Парень был молод, здоров и неухожен. Такой что скажет, то и сделает. Я сразу узнавал этих людей по притухшему взгляду, появляющемуся у солдат, прошедших по кругам настоящего боя. С чеченской…
– Табло тебе давно не чистили, паскуда?
– Я, кто, я?
– Да, ты, лять, вонючка! Ты что про войну такое знаешь, морда очкастая? Двигатель прогресса. Лять. Ты видал, как люди умирают? Лять. Как они умирают, а живут как? Сука ты! Понял! Лять.
Все окрестное население вагона повернуло головы в сторону начинающейся разборки. Степан Аркадьич растерянно ерзал под нависшей над ним коренастой фигурой.
– Слушай, друг, как тебя зовут, – попробовал я влезть в назревающую ситуацию.
– Григорием меня зовут, но это дела не меняет. Ты тоже, лять, хорош гусь. Он говно это свое несет, а ты слушаешь. Как так и надо. Сгонять бы вас туда, под чеченом в окопах поплавать. Была бы вам двигатель прогресса.
– Но послушайте, – снова попытался что-то пролепетать Аркадьич.
– А ты еще пасть свою разинешь – зашибу!
И мы погрузились в вечернее молчание. Сосед, высказавшись, решил не бить нахохлившегося доходягу. Он еще какое-то время побурчал за перегородкой и завозился там у себя, утраиваясь на ночлег.

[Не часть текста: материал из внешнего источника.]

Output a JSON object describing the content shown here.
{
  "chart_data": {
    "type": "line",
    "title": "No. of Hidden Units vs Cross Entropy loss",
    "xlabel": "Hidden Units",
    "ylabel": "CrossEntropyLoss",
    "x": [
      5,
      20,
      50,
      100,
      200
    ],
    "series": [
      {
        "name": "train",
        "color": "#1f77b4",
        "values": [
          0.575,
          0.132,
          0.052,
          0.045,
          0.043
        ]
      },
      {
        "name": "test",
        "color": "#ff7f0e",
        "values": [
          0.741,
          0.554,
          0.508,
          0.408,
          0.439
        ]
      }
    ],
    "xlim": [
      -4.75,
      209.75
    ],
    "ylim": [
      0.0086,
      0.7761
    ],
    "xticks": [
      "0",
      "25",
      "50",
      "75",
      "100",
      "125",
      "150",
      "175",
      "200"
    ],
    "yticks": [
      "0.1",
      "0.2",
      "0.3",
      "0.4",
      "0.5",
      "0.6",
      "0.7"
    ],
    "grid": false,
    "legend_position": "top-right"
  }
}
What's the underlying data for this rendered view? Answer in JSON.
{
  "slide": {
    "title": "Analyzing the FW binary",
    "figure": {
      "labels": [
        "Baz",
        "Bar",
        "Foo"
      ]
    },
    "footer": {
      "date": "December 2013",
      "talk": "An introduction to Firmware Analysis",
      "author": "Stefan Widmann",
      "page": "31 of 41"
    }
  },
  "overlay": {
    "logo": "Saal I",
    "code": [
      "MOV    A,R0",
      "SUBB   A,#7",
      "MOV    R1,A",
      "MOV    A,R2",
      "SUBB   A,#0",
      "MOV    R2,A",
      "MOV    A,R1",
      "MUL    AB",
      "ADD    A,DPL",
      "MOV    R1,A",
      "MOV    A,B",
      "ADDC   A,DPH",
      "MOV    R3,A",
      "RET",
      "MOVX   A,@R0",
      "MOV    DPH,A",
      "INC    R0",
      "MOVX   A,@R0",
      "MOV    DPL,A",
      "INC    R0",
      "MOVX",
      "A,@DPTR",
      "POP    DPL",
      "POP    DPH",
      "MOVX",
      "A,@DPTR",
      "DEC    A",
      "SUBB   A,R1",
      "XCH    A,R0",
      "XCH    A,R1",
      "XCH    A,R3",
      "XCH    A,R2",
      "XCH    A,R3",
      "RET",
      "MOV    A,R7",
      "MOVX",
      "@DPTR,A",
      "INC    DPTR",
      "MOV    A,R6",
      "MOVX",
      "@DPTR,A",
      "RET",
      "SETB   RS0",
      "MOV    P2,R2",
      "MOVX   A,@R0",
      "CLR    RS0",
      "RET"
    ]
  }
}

Степан Аркадьич потел под очками и всем своим видом искал сочувствия. Но мне было конкретно не до его проблем. Я уполз на свою полку и глазел в пространство. Движение всегда одновременно и возбуждает и успокаивает. Конечно, если тебе не удалось уснуть за рулем. Тогда можно и совсем успокоиться, и еще кого-нибудь успокоить. Ехать вдаль, перебирать глазами проносящийся мимо пейзаж – это может заполнить любую душевную пустоту, да простит мне читатель такую помпезную фразу. К тому же перестук колес создает определенный ритм – аранжирует действительность. И думать становится легче. Даже в рифмованном виде.

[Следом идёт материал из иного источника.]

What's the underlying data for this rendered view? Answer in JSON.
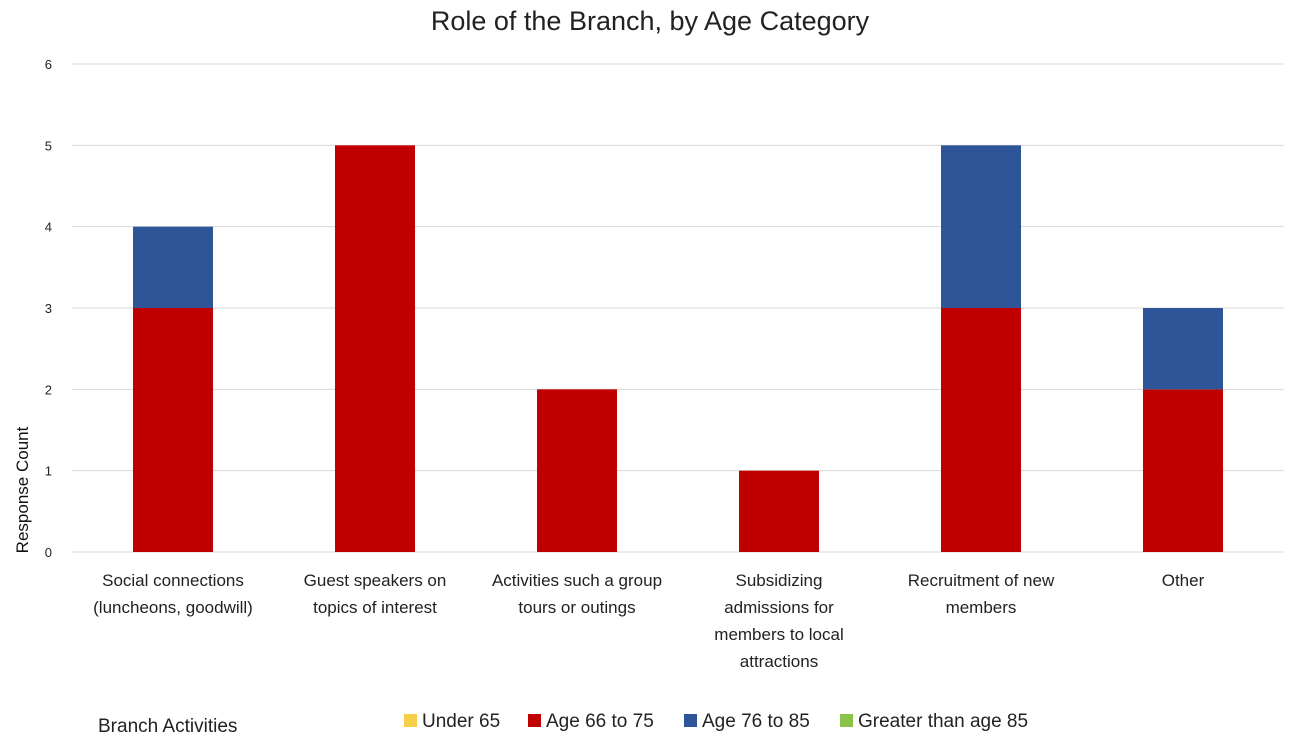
{
  "chart_data": {
    "type": "bar",
    "stacked": true,
    "title": "Role of the Branch, by Age Category",
    "xlabel": "Branch Activities",
    "ylabel": "Response Count",
    "ylim": [
      0,
      6
    ],
    "yticks": [
      0,
      1,
      2,
      3,
      4,
      5,
      6
    ],
    "grid": true,
    "legend_position": "bottom",
    "categories": [
      [
        "Social connections",
        "(luncheons, goodwill)"
      ],
      [
        "Guest speakers on",
        "topics of interest"
      ],
      [
        "Activities such a group",
        "tours or outings"
      ],
      [
        "Subsidizing",
        "admissions for",
        "members to local",
        "attractions"
      ],
      [
        "Recruitment of new",
        "members"
      ],
      [
        "Other"
      ]
    ],
    "series": [
      {
        "name": "Under 65",
        "color": "#f5cf47",
        "values": [
          0,
          0,
          0,
          0,
          0,
          0
        ]
      },
      {
        "name": "Age 66 to 75",
        "color": "#c00000",
        "values": [
          3,
          5,
          2,
          1,
          3,
          2
        ]
      },
      {
        "name": "Age 76 to 85",
        "color": "#2e5597",
        "values": [
          1,
          0,
          0,
          0,
          2,
          1
        ]
      },
      {
        "name": "Greater than age 85",
        "color": "#8bc34a",
        "values": [
          0,
          0,
          0,
          0,
          0,
          0
        ]
      }
    ]
  }
}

«Когда под вагоном толкут колеса, – подлаживался я к текущему пространству-времени, – и будки смотрителей словно медведи, на задние лапы поднявшись, с откосов глядят. И врывается скомканный ветер в вагонные окна, и нижние полки уснули. О чем-то мечтают на верхних. Прижмешься к окну и глядишь втихомолку на то, как мелькают дворы и деревни… И я ускользаю к дешевой клубнике, к палящему солнцу и теплому морю, где воздух пахуч, как букет Вероники и нет оснований для счастья и горя…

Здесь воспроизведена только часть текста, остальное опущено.